The renowned biopharmaceutical Ramón-Ricardo Vidal y Plana enters at the Royal Academy with a dissertation on art
Ramón-Ricardo Vidal y Plana, doctor in Biological Sciences and Pharmacology and recognized biopharmaceutical with a long career in both private and teaching companies, entered as a corresponding academician of the Royal European Academy of Doctors-Barcelona 1914 (RAED) during a ceremony which was held last Thursday, November 7, in the Assembly Hall of the Catalan labor Promotion of National Work, headquarters of the RAED. The recipient read the admission speech “Triangulaciones postimpresionistas” (Post-Impressionist Triangulations). On behalf of the Royal Corporation answered the corresponding academician Richard Onses. The event was attended by a hundred attendees and 20 academicians.
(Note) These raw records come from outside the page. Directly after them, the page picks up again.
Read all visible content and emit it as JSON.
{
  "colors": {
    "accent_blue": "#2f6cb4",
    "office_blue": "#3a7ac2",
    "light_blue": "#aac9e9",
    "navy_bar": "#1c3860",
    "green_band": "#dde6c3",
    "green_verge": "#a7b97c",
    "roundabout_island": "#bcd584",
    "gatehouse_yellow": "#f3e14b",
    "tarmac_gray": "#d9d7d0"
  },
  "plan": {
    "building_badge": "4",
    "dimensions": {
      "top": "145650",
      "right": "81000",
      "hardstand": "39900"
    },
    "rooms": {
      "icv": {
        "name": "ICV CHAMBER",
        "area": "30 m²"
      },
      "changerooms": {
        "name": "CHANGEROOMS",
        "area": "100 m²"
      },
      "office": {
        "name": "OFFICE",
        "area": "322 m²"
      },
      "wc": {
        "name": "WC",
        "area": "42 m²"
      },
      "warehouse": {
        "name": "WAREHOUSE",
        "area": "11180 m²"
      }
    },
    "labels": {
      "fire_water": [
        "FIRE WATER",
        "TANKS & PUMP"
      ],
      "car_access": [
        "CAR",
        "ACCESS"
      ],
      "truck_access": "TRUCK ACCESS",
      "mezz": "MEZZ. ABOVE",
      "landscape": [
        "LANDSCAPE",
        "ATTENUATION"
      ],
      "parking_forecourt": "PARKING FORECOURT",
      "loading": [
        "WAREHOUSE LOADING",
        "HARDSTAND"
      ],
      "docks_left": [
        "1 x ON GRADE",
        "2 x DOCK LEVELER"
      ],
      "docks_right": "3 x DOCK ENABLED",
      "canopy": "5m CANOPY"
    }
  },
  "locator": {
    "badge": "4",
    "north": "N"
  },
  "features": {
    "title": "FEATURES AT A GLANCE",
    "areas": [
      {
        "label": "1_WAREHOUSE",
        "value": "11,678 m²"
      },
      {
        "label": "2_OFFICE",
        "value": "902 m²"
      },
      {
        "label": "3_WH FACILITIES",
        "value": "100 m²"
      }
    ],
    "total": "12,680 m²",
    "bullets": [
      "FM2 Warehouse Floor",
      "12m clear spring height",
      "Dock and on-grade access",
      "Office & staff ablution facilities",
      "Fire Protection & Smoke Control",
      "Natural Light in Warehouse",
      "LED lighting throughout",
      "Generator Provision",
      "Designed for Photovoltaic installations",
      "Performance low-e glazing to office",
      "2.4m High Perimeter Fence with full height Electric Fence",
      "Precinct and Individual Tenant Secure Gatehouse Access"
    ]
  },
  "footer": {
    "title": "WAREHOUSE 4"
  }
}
Passionate about art, to which he has dedicated the time that has allowed his intense scientific dedication in the company, the university and his various responsibilities in the Administration, the new academician wanted to dedicate his introduction in the institution to this area. Specifically, the Post-Impressionist movement. “It’s in my capacity as a scientist passionate about art that a part of my attention is directed to this other vital energy that animates us, composed of emotions, sensations, perceptions, intuitions and hedonistic experiences. Consistent with both facets of the same reality, in my paper I have planned to expose some of the experiences, together with my wife, Françoise, in the complex world of art”, says the recipient in the introduction of his speech.
Already entered into matter, Vidal y Plana succinctly exposes the history of Impressionism and what led its emergence in the history of painting, his personal approach to this school and its main representatives, the new paradigm that opened at the end of the 19th century in the perception of art and the cult towards its pieces to get into the mercantilism of art and the subsequent fraud, also using episodes lived in the first person. From there, he addresses the spurious interests behind recognized artists, citing the example of the main representatives of Impressionism and, above all, of Post-Impressionism, on which he argues the existence of an intentional impairment by critics.
The new academician stops at the figure of Georgette Agutte, unknown to the general public, and addresses her relationship with Claude Monet and the mystery of her work “Tugboat under the Bennecourt Bridge”, painted around 1916 with two different techniques. This analysis helps him to get into the contemporary techniques used to analyze all types of canvases and other works.